Смерть такой красивой, такой счастливой, такой молодой – ей был двадцать один год! – греческой принцессы стала катастрофой и для Греции, и для России. В обеих странах был объявлен траур. Жители деревень, расположенных близ Ильинского, поочередно несли гроб на плечах до железнодорожной станции все тринадцать километров. Весь путь от усадьбы до станции был устлан цветами.
Похоронили Александру в Петропавловском соборе. Павел, бывший почти в невменяемом состоянии, рыдал на похоронах и пытался броситься в могилу, но Сергей, заключив его в объятия, увел от гроба.
Элла на похороны приехать не могла – у нее открылось воспаление легких, и это несмотря на ужасную жару…
После похорон Павел приказал запереть спальню Александры в Ново-Павловском дворце на ключ и никому его не отдавал несколько лет. Он заходил туда изредка сам и подолгу сидел у постели покойной жены.
Сергей, который боялся за рассудок брата, очень хотел увезти его за границу, однако обязанности московского градоначальника требовали его неусыпного присутствия, поэтому он, посоветовавшись с врачами, вызвал к себе Алексея Волкова, камердинера брата, и сказал, что поручает ему жизнь и здоровье Павла. Волков должен был сопровождать Павла неотступно.
Впрочем, его не надо было убеждать. Один из немногих, Волков знал, как и почему погибла Александра Георгиевна, но не осуждал своего господина, а только жалел его.ИЗ ДНЕВНИКА КАМЕРДИНЕРА ВОЛКОВА
В Ново-Павловском дворце теперь страшно появляться. Над ним нависла мрачная тень смерти. Душа великого князя в таком смятении, что иногда можно подумать – этого горя он не перенесет. Да еще врачи не дают никакой надежды, что новорожденный сын останется жив…
.........
Мой бедный князь скоро и сам обратится в тень. Он не спит, не ест, он сам на себя не похож. Опасаюсь за его рассудок. Мне его бесконечно жаль – ведь он считает себя виновным в смерти жены. А я всегда говорю, что виновна во всех бедах мужчины только женщина. Имени ее называть не стану, однако скажу, что все мое уважение к ней, все восхищение ею рухнуло в одну минуту, когда я увидел, что сталось с бедной моей, дорогой, маленькой княгиней, матушкой Александрой Георгиевной. Даже имени виновницы мне не хочется произносить, и клянусь, что больше никогда не упомяну его на страницах моего дневника. Возможно, она искренне кается, дай Бог и прости ее Бог…
.........
Великий князь Павел Александрович мечется по своему дворцу, нигде не находя себе покоя; в короткое время он обратился в тень. Врачи, пользовавшие его, с домашним доктором Тургеневым во главе решили, что для восстановления физического здоровья и духовного равновесия великого князя необходима поездка за границу. Об этом мне сообщил великий князь Сергей Александрович, и я дал слово, что не сведу глаз с Павла Александровича. Но тут встретилось неожиданное препятствие. Великому князю предписано было медиками во время путешествия пользоваться массажем, но Павел Александрович решительно отказался взять с собою массажиста – постороннего, нового для себя человека. Видеть сейчас чужие лица для него непереносимо. Тогда доктор Тургенев нашел выход: он взялся в короткое время обучить меня врачебному массажу. Занятия наши пошли успешно, и к должности заведующего великокняжеским гардеробом у меня прибавилась еще должность придворного массажиста.

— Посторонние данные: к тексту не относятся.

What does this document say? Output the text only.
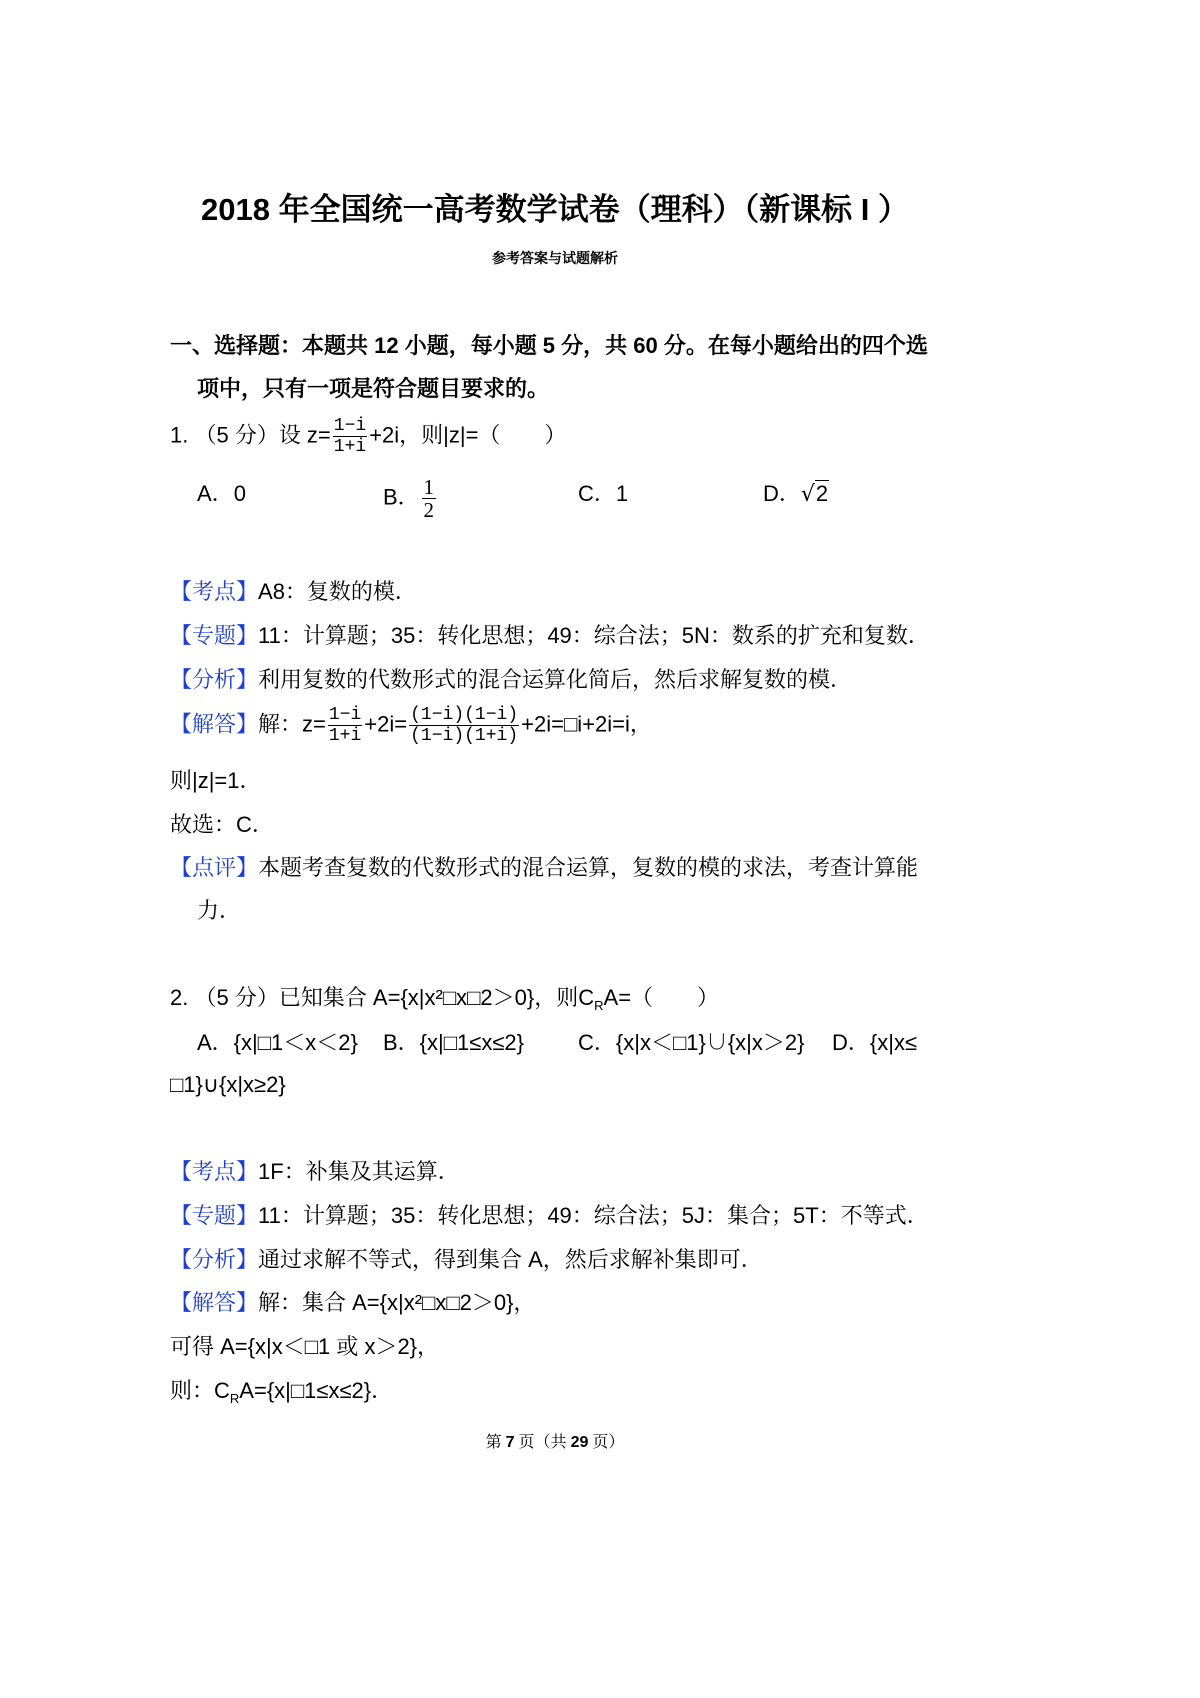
2018 年全国统一高考数学试卷（理科）（新课标 I ）
参考答案与试题解析
一、选择题：本题共 12 小题，每小题 5 分，共 60 分。在每小题给出的四个选
项中，只有一项是符合题目要求的。
1. （5 分）设 $z= \frac{1-i}{1+i} +2i$，则|z|=（　　）
A．0	B． $\frac{1}{2}$	C．1	D．√2
【考点】A8：复数的模．
【专题】11：计算题；35：转化思想；49：综合法；5N：数系的扩充和复数．
【分析】利用复数的代数形式的混合运算化简后，然后求解复数的模．
【解答】解：$z= \frac{1-i}{1+i} +2i= \frac{(1-i)(1-i)}{(1-i)(1+i)}$ +2i=□i+2i=i，
则|z|=1．
故选：C．
【点评】本题考查复数的代数形式的混合运算，复数的模的求法，考查计算能
力．
2. （5 分）已知集合 A={x|x²□x□2＞0}，则$C_RA=$（　　）
A．{x|□1＜x＜2} B．{x|□1≤x≤2} C．{x|x＜□1}∪{x|x＞2} D．{x|x≤
□1}∪{x|x≥2}
【考点】1F：补集及其运算．
【专题】11：计算题；35：转化思想；49：综合法；5J：集合；5T：不等式．
【分析】通过求解不等式，得到集合 A，然后求解补集即可．
【解答】解：集合 A={x|x²□x□2＞0}，
可得 A={x|x＜□1 或 x＞2}，
则：$C_RA=\{x|□1\le x\le 2\}$．
第 7 页（共 29 页）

Мы наконец-то в пути. Первый этап нашего путешествия, в котором великого князя Павла Александровича, кроме меня, сопровождает адъютант Ефимович, – город Кобург, куда великий князь едет повидаться со своей сестрой Марией Александровной, герцогиней Кобург-Готскою.
.........
Пребывание наше в Кобурге было очень кратковременным. Великий князь Павел Александрович стремится в Италию, к солнцу и теплу, которых требует его измученный недугом и горем организм. Наш маршрут теперь – Неаполь, Флоренция, Рим, Венеция.
.........
Уже который день ездим по солнечной Италии, которая нынче оказалась такой дождливой, что и в Петербурге я такой слякоти не видывал. Всюду нас преследуют холод и дождливое ненастье, осень в этом году на юге, как на грех, задалась особенно непогодливая. Великий князь все время нервничает, жалуется на погоду, нигде ему не нравится. Он хочет, чтобы мы к рождественским праздникам вернулись в Петербург. Однако, несмотря на все неблагоприятные обстоятельства, сопровождавшие нашу поездку, она все же через некоторое время принесла долю пользы великому князю Павлу Александровичу: здоровье и самочувствие его несколько улучшились. Хотя настроение его по-прежнему очень мрачное. Он часто говорит о смерти, и даже мысль о том, что дети нуждаются в его заботе, не может его отвлечь. Конечно, христианину грех думать о самоубийстве, однако часто посещает меня опасение, что отчаяние и уныние Павла Александровича могут оказаться непосильными для него. Конечно, сейчас ему была бы очень полезна встреча с его любимым братом, великим князем Сергеем Александровичем. Однако того неотлучно держат в Москве обязанности градоначальника. Ехать же в Москву Павлу Александровичу невыносимо по понятным причинам…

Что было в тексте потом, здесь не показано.